Hoy me he despertado con el sabor seco de la sangre pegado a mi boca. «La sangre es como una pesadilla que me persigue de una forma tenaz hasta en mis sueños», pienso. Cuando he sido consciente de lo que ese sabor significa, me he tocado la cara buscando el rastro de la fiebre sobre mi cuerpo, pero no he sentido nada extraño en el tacto de mi piel. Es la primera vez que me ocurre, porque nunca antes el contenido de mis venas había acabado depositado en la comisura de mis labios. Es un sabor extraño e intenso, mitad salado y mitad metálico que, intuyo, es la certificación más real de mi cercana sentencia de muerte. Este sabor, lo sé, es el inicio de una nueva etapa que en poco tiempo me llevará a alimentarme solo de mi propia sangre… Ese sabor que los médicos siempre identifican con el hierro se apoderará de mi paladar y me convertirá en un vampiro de mí mismo sin necesidad de morder cuellos ajenos. Me mojo un poco los labios con agua, e intento borrar este amargo encuentro. Mi boca ya no sabe a nada, pero mis recuerdos sí, porque buscan entre sus grietas los restos de mi naufragio. A pesar de todo, cual navegante perdido en la inmensidad de una tormenta, busco una última salida y acudo presto a la llamada de la poesía.

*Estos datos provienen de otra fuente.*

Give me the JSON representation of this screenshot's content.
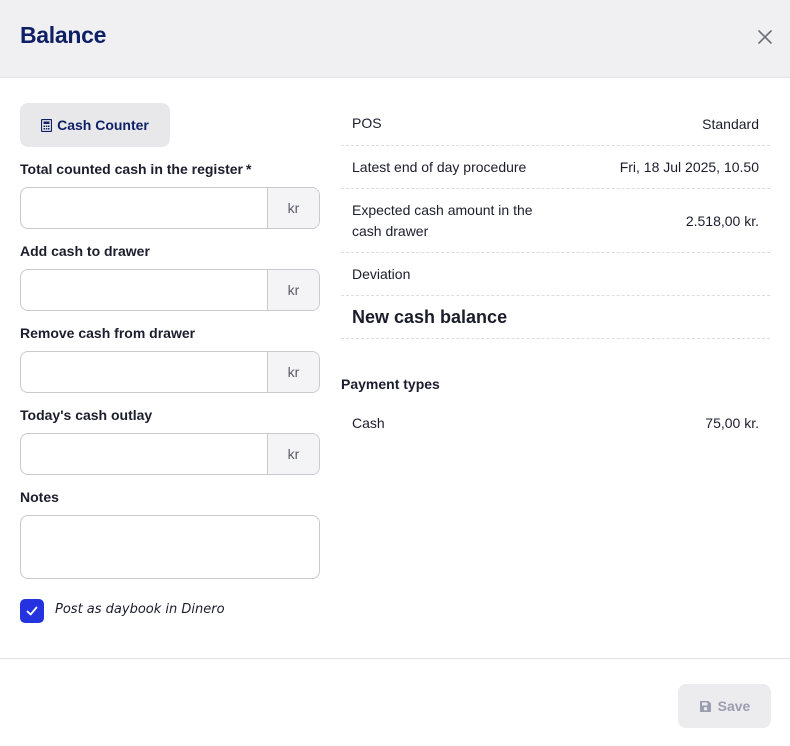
{
  "header": {
    "title": "Balance"
  },
  "left": {
    "cash_counter_label": "Cash Counter",
    "fields": [
      {
        "label": "Total counted cash in the register",
        "required_mark": "*",
        "value": "",
        "suffix": "kr"
      },
      {
        "label": "Add cash to drawer",
        "value": "",
        "suffix": "kr"
      },
      {
        "label": "Remove cash from drawer",
        "value": "",
        "suffix": "kr"
      },
      {
        "label": "Today's cash outlay",
        "value": "",
        "suffix": "kr"
      }
    ],
    "notes_label": "Notes",
    "notes_value": "",
    "checkbox_label": "Post as daybook in Dinero",
    "checkbox_checked": true
  },
  "summary": {
    "rows": [
      {
        "key": "POS",
        "value": "Standard"
      },
      {
        "key": "Latest end of day procedure",
        "value": "Fri, 18 Jul 2025, 10.50"
      },
      {
        "key": "Expected cash amount in the cash drawer",
        "value": "2.518,00 kr."
      },
      {
        "key": "Deviation",
        "value": ""
      }
    ],
    "new_balance_label": "New cash balance",
    "payment_types_title": "Payment types",
    "payment_types": [
      {
        "key": "Cash",
        "value": "75,00 kr."
      }
    ]
  },
  "footer": {
    "save_label": "Save"
  },
  "colors": {
    "accent": "#2432e0",
    "title": "#0f1f66",
    "header_bg": "#f0f0f2"
  }
}
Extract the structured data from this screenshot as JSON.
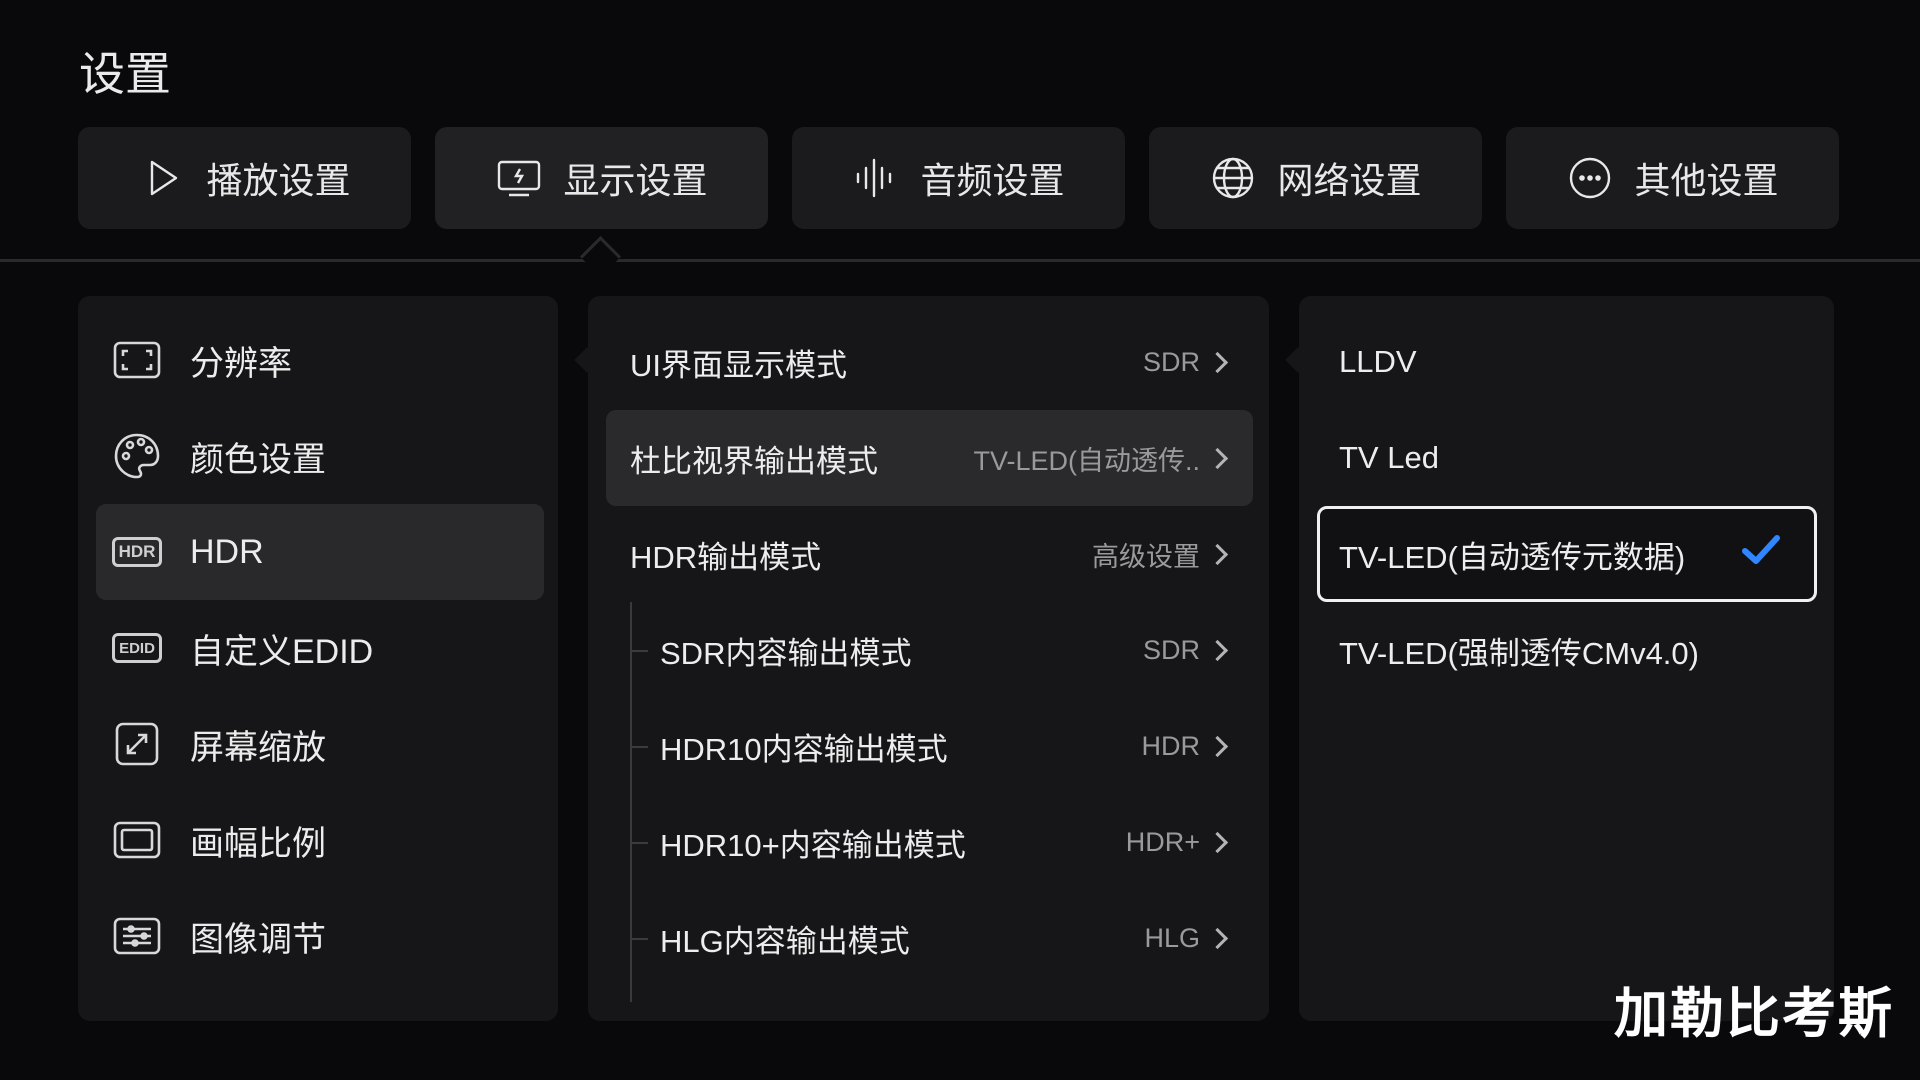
{
  "page_title": "设置",
  "tabs": [
    {
      "label": "播放设置",
      "icon": "play-icon",
      "active": false
    },
    {
      "label": "显示设置",
      "icon": "display-icon",
      "active": true
    },
    {
      "label": "音频设置",
      "icon": "audio-wave-icon",
      "active": false
    },
    {
      "label": "网络设置",
      "icon": "globe-icon",
      "active": false
    },
    {
      "label": "其他设置",
      "icon": "more-icon",
      "active": false
    }
  ],
  "left_menu": [
    {
      "label": "分辨率",
      "icon": "resolution-icon"
    },
    {
      "label": "颜色设置",
      "icon": "palette-icon"
    },
    {
      "label": "HDR",
      "icon": "hdr-icon",
      "icon_text": "HDR",
      "selected": true
    },
    {
      "label": "自定义EDID",
      "icon": "edid-icon",
      "icon_text": "EDID"
    },
    {
      "label": "屏幕缩放",
      "icon": "zoom-icon"
    },
    {
      "label": "画幅比例",
      "icon": "aspect-ratio-icon"
    },
    {
      "label": "图像调节",
      "icon": "image-adjust-icon"
    }
  ],
  "middle_menu": [
    {
      "label": "UI界面显示模式",
      "value": "SDR"
    },
    {
      "label": "杜比视界输出模式",
      "value": "TV-LED(自动透传..",
      "focused": true
    },
    {
      "label": "HDR输出模式",
      "value": "高级设置"
    },
    {
      "label": "SDR内容输出模式",
      "value": "SDR",
      "sub": true
    },
    {
      "label": "HDR10内容输出模式",
      "value": "HDR",
      "sub": true
    },
    {
      "label": "HDR10+内容输出模式",
      "value": "HDR+",
      "sub": true
    },
    {
      "label": "HLG内容输出模式",
      "value": "HLG",
      "sub": true
    }
  ],
  "right_options": [
    {
      "label": "LLDV"
    },
    {
      "label": "TV Led"
    },
    {
      "label": "TV-LED(自动透传元数据)",
      "checked": true
    },
    {
      "label": "TV-LED(强制透传CMv4.0)"
    }
  ],
  "colors": {
    "accent_check": "#2f86ff",
    "background": "#09090b",
    "panel": "#161618"
  },
  "watermark": "加勒比考斯"
}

A partir de ahí, me muestro sagaz, e imploro auxilio a la imaginación y le expreso mi necesidad de alianza a la sensación. Pero no me paro en ellas dos, y en esta indagación de mis entrañas no corpóreas, intento establecer un diálogo directo con la emoción y me muestro lo más benévolo que puedo con el pensamiento. «Ni antes ni ahora me fío de la reflexión racional», pienso, porque si así lo hiciera, sería destruido por los principios de la ciencia que rigen el destino de mi enfermedad. De ese modo, lejos de abdicar, presento batalla al misterio y a la incertidumbre que aprisionan a mi espíritu, y los engaño de la única manera posible, convirtiendo mi lucha en la exploración de esa última oportunidad que tanto anhelo.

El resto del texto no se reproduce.